「誰もがそれを知っている」
じんわりといい映画。
前宣伝を見ると、家族の秘密みたいな売り込み方で、確かにそれでお話は緊張感を持って進むのだけれど、それ以上に、農園の男の最後の、長年の胸のつかえが取れてさっぱりしたような表情がいい。
以下ネタバレ。
誰でも何かしらの制度的な束縛の中で生きていて、それは今ではあまり口にされなくなった身分というものの影なのだけれど、農村となれば土地の所有権をめぐって、それが多少濃く表れるのだろう。
そのしがらみの中で、この農園主と周囲の人々が、どんな過去を生きてきたかが、ある事件を切っ掛けに少しづつ露わになる。

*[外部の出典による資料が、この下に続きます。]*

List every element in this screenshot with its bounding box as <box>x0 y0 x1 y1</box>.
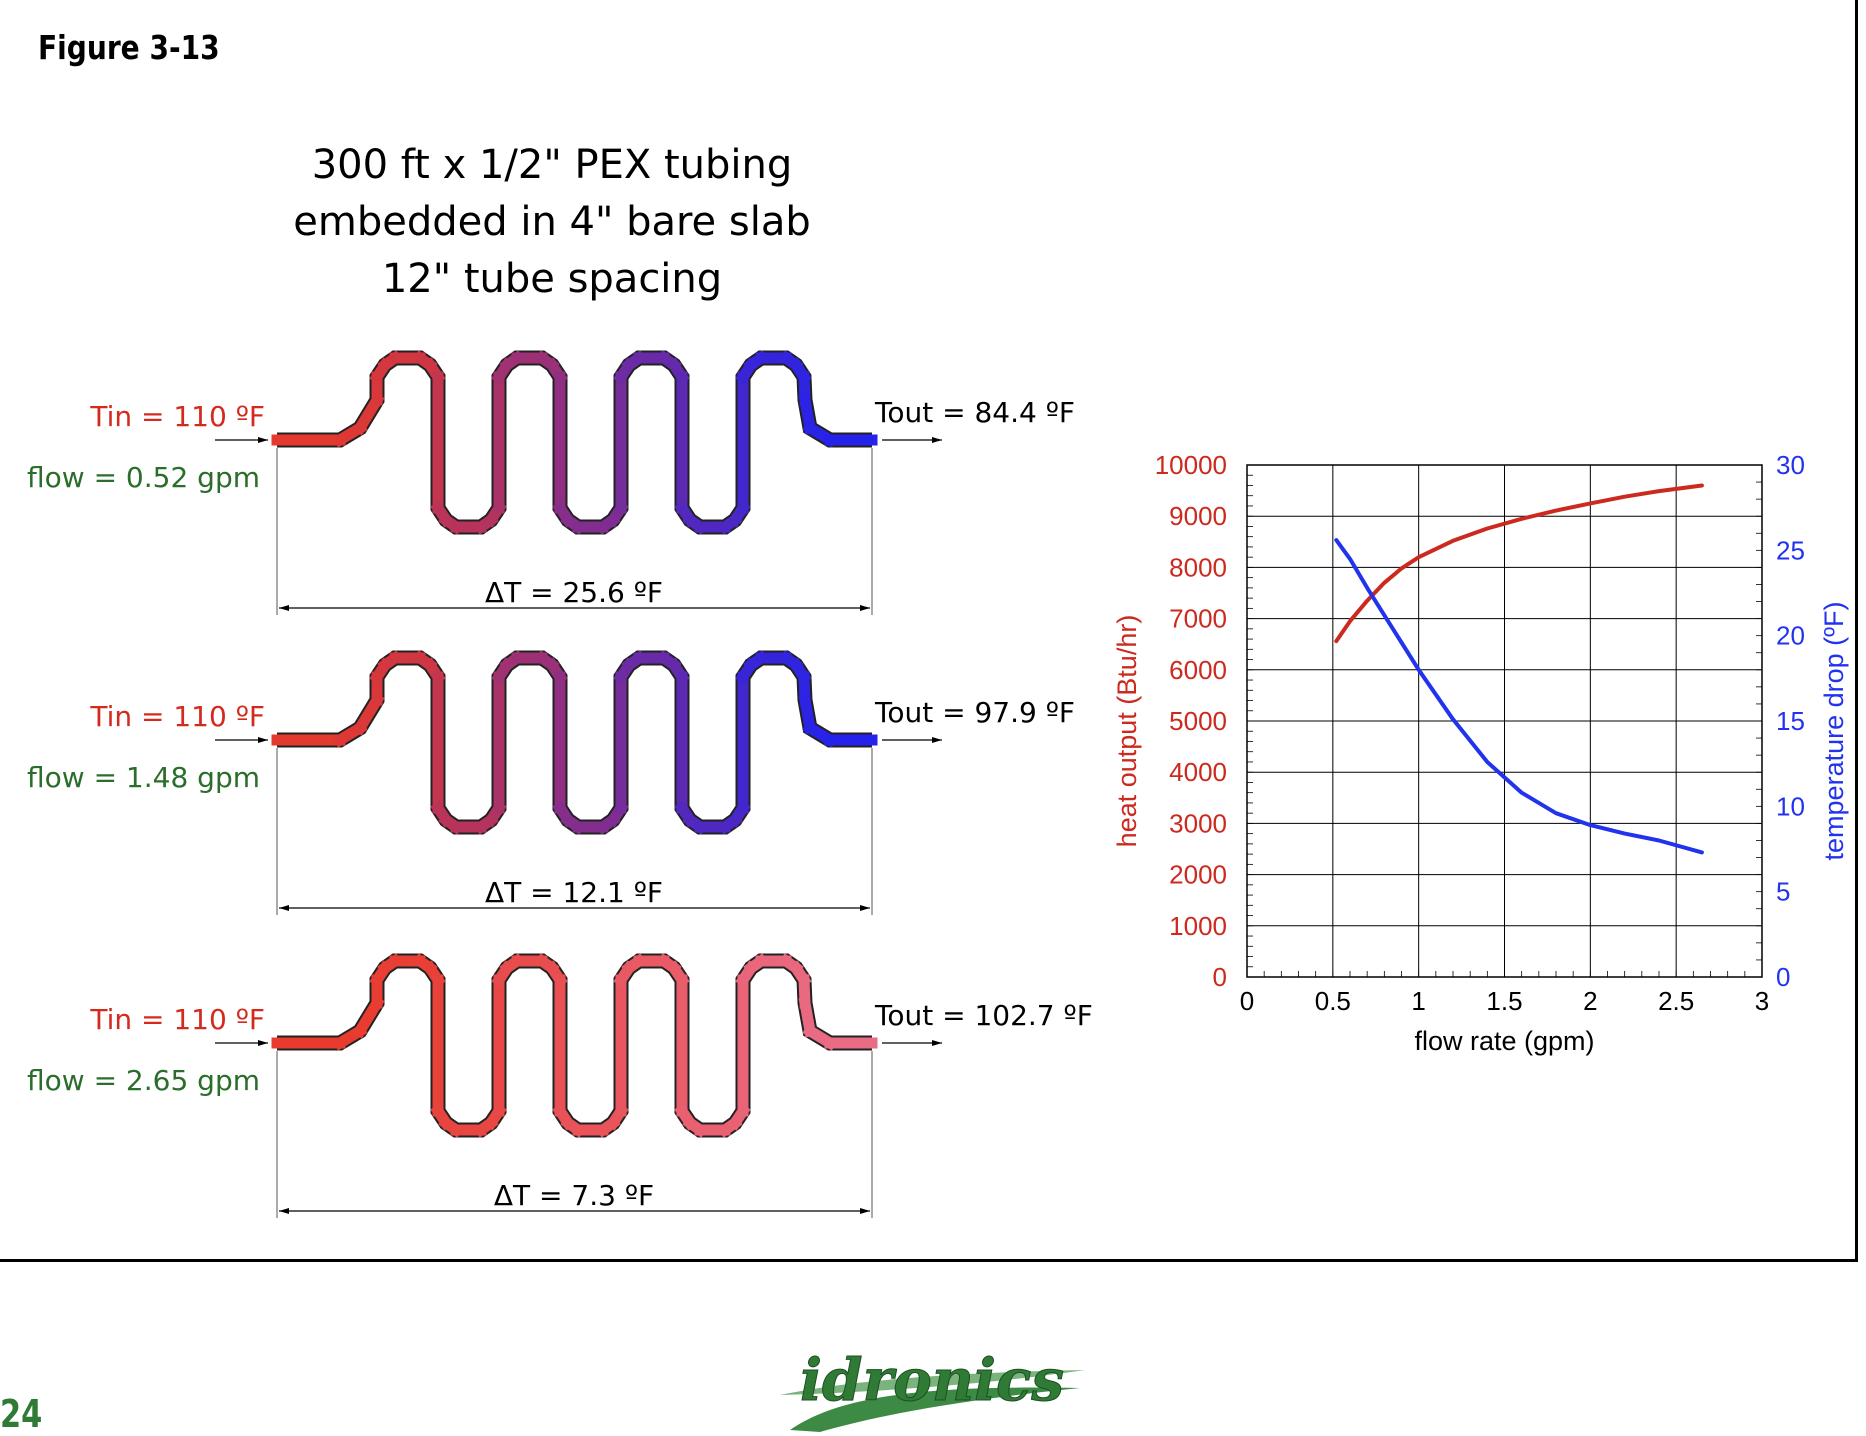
y-left-tick-label: 1000 <box>1169 911 1227 941</box>
y-right-tick-label: 30 <box>1776 450 1805 480</box>
y-left-tick-label: 6000 <box>1169 655 1227 685</box>
x-tick-label: 1.5 <box>1486 986 1522 1016</box>
x-tick-label: 2 <box>1583 986 1597 1016</box>
y-left-tick-label: 5000 <box>1169 706 1227 736</box>
y-left-tick-labels: 0 1000 2000 3000 4000 5000 6000 7000 8000 9000 100… <box>1155 450 1227 992</box>
y-left-tick-label: 7000 <box>1169 604 1227 634</box>
flow-label: flow = 1.48 gpm <box>27 761 260 794</box>
y-left-axis-label: heat output (Btu/hr) <box>1112 615 1142 848</box>
tube-outline <box>277 358 872 527</box>
y-left-tick-label: 4000 <box>1169 757 1227 787</box>
x-axis-label: flow rate (gpm) <box>1414 1026 1594 1056</box>
tin-label: Tin = 110 ºF <box>89 700 265 733</box>
diagram-title: 300 ft x 1/2" PEX tubing embedded in 4" … <box>293 142 810 302</box>
y-right-tick-label: 25 <box>1776 535 1805 565</box>
x-tick-label: 3 <box>1755 986 1769 1016</box>
frame-border-right <box>1855 0 1858 1262</box>
tube-outline <box>277 658 872 827</box>
tout-label: Tout = 102.7 ºF <box>874 999 1093 1032</box>
tout-label: Tout = 84.4 ºF <box>874 396 1075 429</box>
tin-label: Tin = 110 ºF <box>89 1003 265 1036</box>
frame-border-bottom <box>0 1259 1858 1262</box>
y-right-tick-labels: 0 5 10 15 20 25 30 <box>1776 450 1805 992</box>
title-line-1: 300 ft x 1/2" PEX tubing <box>312 142 793 188</box>
circuit-2: Tin = 110 ºF flow = 1.48 gpm Tout = 97.9 º… <box>27 658 1075 915</box>
tubing-circuits: Tin = 110 ºF flow = 0.52 gpm Tout = 84.4 º… <box>27 358 1093 1218</box>
x-tick-label: 0 <box>1240 986 1254 1016</box>
temperature-drop-series <box>1336 540 1702 852</box>
circuit-1: Tin = 110 ºF flow = 0.52 gpm Tout = 84.4 º… <box>27 358 1075 615</box>
tout-label: Tout = 97.9 ºF <box>874 696 1075 729</box>
tin-label: Tin = 110 ºF <box>89 400 265 433</box>
heat-output-series <box>1336 485 1702 641</box>
y-right-tick-label: 10 <box>1776 791 1805 821</box>
flow-label: flow = 2.65 gpm <box>27 1064 260 1097</box>
y-left-tick-label: 10000 <box>1155 450 1227 480</box>
x-tick-labels: 0 0.5 1 1.5 2 2.5 3 <box>1240 986 1769 1016</box>
x-tick-label: 2.5 <box>1658 986 1694 1016</box>
y-left-tick-label: 3000 <box>1169 808 1227 838</box>
circuit-3: Tin = 110 ºF flow = 2.65 gpm Tout = 102.7 … <box>27 961 1093 1218</box>
x-tick-label: 1 <box>1411 986 1425 1016</box>
y-right-tick-label: 5 <box>1776 877 1790 907</box>
page-number: 24 <box>0 1392 42 1436</box>
y-left-tick-label: 0 <box>1213 962 1227 992</box>
chart-gridlines <box>1247 465 1762 977</box>
y-right-tick-label: 20 <box>1776 621 1805 651</box>
temperature-drop-line <box>1336 540 1702 852</box>
y-right-tick-label: 0 <box>1776 962 1790 992</box>
delta-t-label: ΔT = 12.1 ºF <box>485 876 663 909</box>
heat-output-line <box>1336 486 1702 642</box>
x-tick-label: 0.5 <box>1315 986 1351 1016</box>
delta-t-label: ΔT = 25.6 ºF <box>485 576 663 609</box>
title-line-2: embedded in 4" bare slab <box>293 199 810 245</box>
y-left-tick-label: 8000 <box>1169 552 1227 582</box>
y-left-tick-label: 9000 <box>1169 501 1227 531</box>
tube-outline <box>277 961 872 1130</box>
flow-label: flow = 0.52 gpm <box>27 461 260 494</box>
y-right-tick-label: 15 <box>1776 706 1805 736</box>
delta-t-label: ΔT = 7.3 ºF <box>494 1179 654 1212</box>
y-left-tick-label: 2000 <box>1169 860 1227 890</box>
y-right-axis-label: temperature drop (ºF) <box>1819 602 1849 861</box>
title-line-3: 12" tube spacing <box>382 256 722 302</box>
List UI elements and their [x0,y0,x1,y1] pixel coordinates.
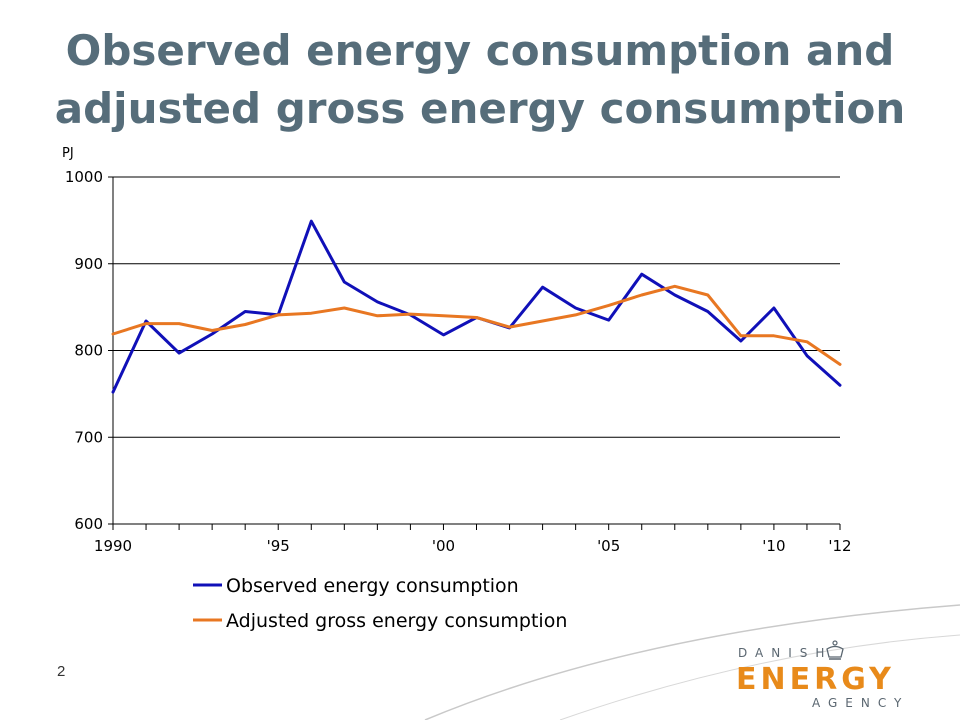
x-tick-label: '05 [597,537,620,555]
legend-label: Observed energy consumption [226,575,519,597]
y-tick-label: 800 [74,342,103,360]
series-line-observed [111,219,842,394]
logo-main-text: ENERGY [736,662,895,697]
logo-bottom-text: AGENCY [812,696,910,710]
x-tick-label: '95 [267,537,290,555]
logo-top-text: DANISH [738,646,833,660]
y-tick-label: 600 [74,515,103,533]
x-tick-label: '10 [762,537,785,555]
crown-icon [826,640,844,660]
page-number: 2 [57,663,66,680]
x-tick-label: 1990 [94,537,132,555]
y-unit-label: PJ [62,146,74,161]
series [111,219,842,394]
slide-title: Observed energy consumption and adjusted… [54,26,906,133]
legend: Observed energy consumption Adjusted gros… [193,575,567,632]
y-tick-label: 900 [74,255,103,273]
x-tick-label: '00 [432,537,455,555]
y-tick-label: 700 [74,428,103,446]
series-line-adjusted [111,284,842,366]
axes: 600 700 800 900 1000 PJ 1990 '95 '00 '05 '10 '12 [62,146,852,555]
y-tick-label: 1000 [65,168,103,186]
gridlines [113,176,840,438]
danish-energy-agency-logo: DANISH ENERGY AGENCY [736,640,936,712]
x-tick-label: '12 [828,537,851,555]
legend-label: Adjusted gross energy consumption [226,610,567,632]
decorative-swoosh [424,604,960,720]
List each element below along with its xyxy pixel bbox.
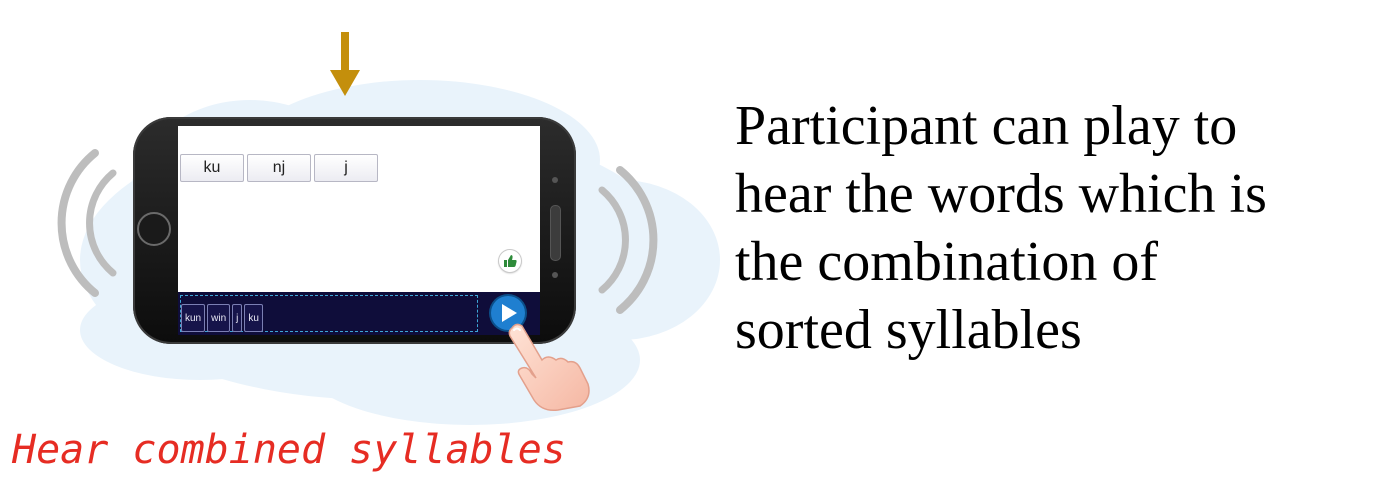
sound-wave-right-icon bbox=[598, 166, 658, 314]
down-arrow-icon bbox=[330, 32, 360, 96]
syllable-tile-row: ku nj j bbox=[180, 154, 378, 182]
syllable-tile[interactable]: ku bbox=[180, 154, 244, 182]
answer-tile[interactable]: ku bbox=[244, 304, 263, 332]
caption-text: Hear combined syllables bbox=[12, 427, 566, 473]
sensor-dot bbox=[552, 272, 558, 278]
answer-tile[interactable]: j bbox=[232, 304, 243, 332]
answer-tile[interactable]: kun bbox=[181, 304, 206, 332]
side-speaker bbox=[550, 205, 561, 261]
answer-tile-row: kun win j ku bbox=[181, 304, 263, 332]
phone-frame: ku nj j kun win j ku bbox=[133, 117, 576, 344]
confirm-button[interactable] bbox=[499, 250, 521, 272]
description-text: Participant can play to hear the words w… bbox=[735, 92, 1385, 364]
description-line: Participant can play to bbox=[735, 95, 1238, 157]
camera-dot bbox=[552, 177, 558, 183]
play-button[interactable] bbox=[491, 296, 525, 330]
play-icon bbox=[502, 304, 517, 322]
thumbs-up-icon bbox=[504, 255, 517, 267]
description-line: hear the words which is bbox=[735, 163, 1267, 225]
answer-tile[interactable]: win bbox=[207, 304, 231, 332]
phone-screen: ku nj j kun win j ku bbox=[178, 126, 540, 335]
answer-drop-zone[interactable] bbox=[180, 295, 478, 332]
answer-bar: kun win j ku bbox=[178, 292, 540, 335]
description-line: the combination of bbox=[735, 231, 1159, 293]
description-line: sorted syllables bbox=[735, 299, 1082, 361]
pointing-hand-icon bbox=[508, 323, 590, 412]
sound-wave-left-icon bbox=[57, 149, 117, 297]
syllable-tile[interactable]: nj bbox=[247, 154, 311, 182]
home-button[interactable] bbox=[137, 212, 171, 246]
syllable-tile[interactable]: j bbox=[314, 154, 378, 182]
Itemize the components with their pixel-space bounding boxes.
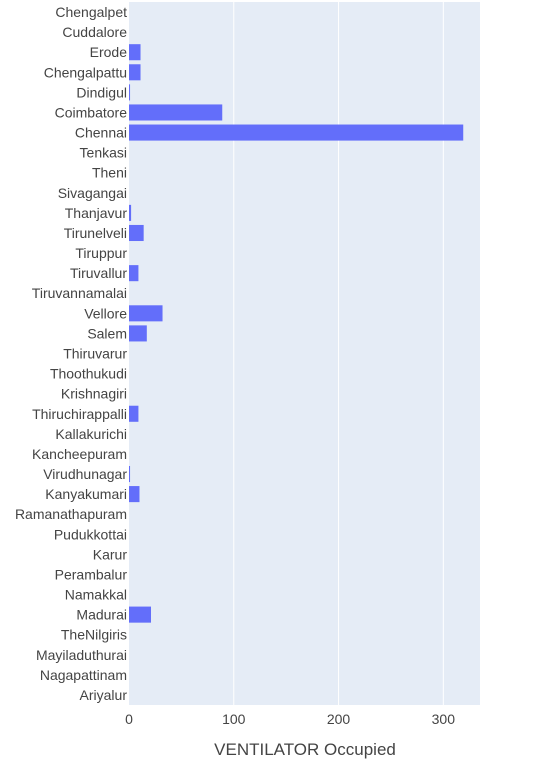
bar-madurai[interactable] <box>129 606 152 623</box>
bar-thiruchirappalli[interactable] <box>129 405 139 422</box>
bar-vellore[interactable] <box>129 305 163 322</box>
category-label-thanjavur: Thanjavur <box>65 205 128 221</box>
bar-thanjavur[interactable] <box>129 204 132 221</box>
category-label-salem: Salem <box>87 325 127 341</box>
bar-dindigul[interactable] <box>129 84 131 101</box>
category-label-kallakurichi: Kallakurichi <box>55 426 127 442</box>
x-tick-label: 100 <box>222 711 246 727</box>
category-label-ariyalur: Ariyalur <box>80 687 128 703</box>
category-label-coimbatore: Coimbatore <box>55 104 128 120</box>
category-label-perambalur: Perambalur <box>55 566 128 582</box>
category-label-tenkasi: Tenkasi <box>80 145 127 161</box>
bars <box>129 44 464 623</box>
bar-coimbatore[interactable] <box>129 104 223 121</box>
category-label-madurai: Madurai <box>76 607 127 623</box>
category-label-krishnagiri: Krishnagiri <box>61 386 127 402</box>
category-label-pudukkottai: Pudukkottai <box>54 526 127 542</box>
category-label-thoothukudi: Thoothukudi <box>50 366 127 382</box>
category-label-dindigul: Dindigul <box>76 84 127 100</box>
category-label-vellore: Vellore <box>84 305 127 321</box>
category-label-kancheepuram: Kancheepuram <box>32 446 127 462</box>
category-label-tirunelveli: Tirunelveli <box>64 225 127 241</box>
category-label-ramanathapuram: Ramanathapuram <box>15 506 127 522</box>
x-tick-label: 300 <box>432 711 456 727</box>
category-label-erode: Erode <box>90 44 128 60</box>
category-label-virudhunagar: Virudhunagar <box>43 466 127 482</box>
category-label-chengalpet: Chengalpet <box>55 4 127 20</box>
x-tick-label: 200 <box>327 711 351 727</box>
category-label-tiruvannamalai: Tiruvannamalai <box>32 285 127 301</box>
category-label-thenilgiris: TheNilgiris <box>61 627 127 643</box>
bar-virudhunagar[interactable] <box>129 465 131 483</box>
category-labels: Chengalpet Cuddalore Erode Chengalpattu Dind… <box>15 4 127 703</box>
category-label-karur: Karur <box>93 546 128 562</box>
x-tick-label: 0 <box>125 711 133 727</box>
category-label-chengalpattu: Chengalpattu <box>44 64 127 80</box>
category-label-chennai: Chennai <box>75 125 127 141</box>
bar-chennai[interactable] <box>129 124 464 141</box>
bar-erode[interactable] <box>129 44 141 61</box>
category-label-namakkal: Namakkal <box>65 587 127 603</box>
x-axis-title: VENTILATOR Occupied <box>214 740 396 759</box>
category-label-sivagangai: Sivagangai <box>58 185 127 201</box>
category-label-nagapattinam: Nagapattinam <box>40 667 127 683</box>
category-label-thiruchirappalli: Thiruchirappalli <box>32 406 127 422</box>
category-label-kanyakumari: Kanyakumari <box>45 486 127 502</box>
category-label-tiruvallur: Tiruvallur <box>70 265 127 281</box>
x-tick-labels: 0 100 200 300 <box>125 711 455 727</box>
category-label-thiruvarur: Thiruvarur <box>63 346 127 362</box>
bar-salem[interactable] <box>129 325 147 342</box>
bar-chengalpattu[interactable] <box>129 64 141 81</box>
category-label-tiruppur: Tiruppur <box>75 245 127 261</box>
bar-tirunelveli[interactable] <box>129 224 144 242</box>
category-label-mayiladuthurai: Mayiladuthurai <box>36 647 127 663</box>
bar-tiruvallur[interactable] <box>129 265 139 282</box>
category-label-cuddalore: Cuddalore <box>62 24 127 40</box>
bar-kanyakumari[interactable] <box>129 486 140 503</box>
grid-lines <box>233 2 444 705</box>
category-label-theni: Theni <box>92 165 127 181</box>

その感じが、どろどろせずに、かといって突き放しもせず。
同調も批判もせずに、いい塩梅で見せてもらえて、じんわりくる。
理屈と違った生き方の筋かもしれないが、身分違いの恋の始末をつけたこの男の感覚を、覚えておきたい。
そういう気持ちにさせる一本。
話だけ聞くと、少し前の時代の大家族のイメージかと思っても不思議はないけれど、ドローンで婚礼の記念撮影をするシーンを入れて、まぎれもなく現代に通じる話として見せているのが上手いと思いました。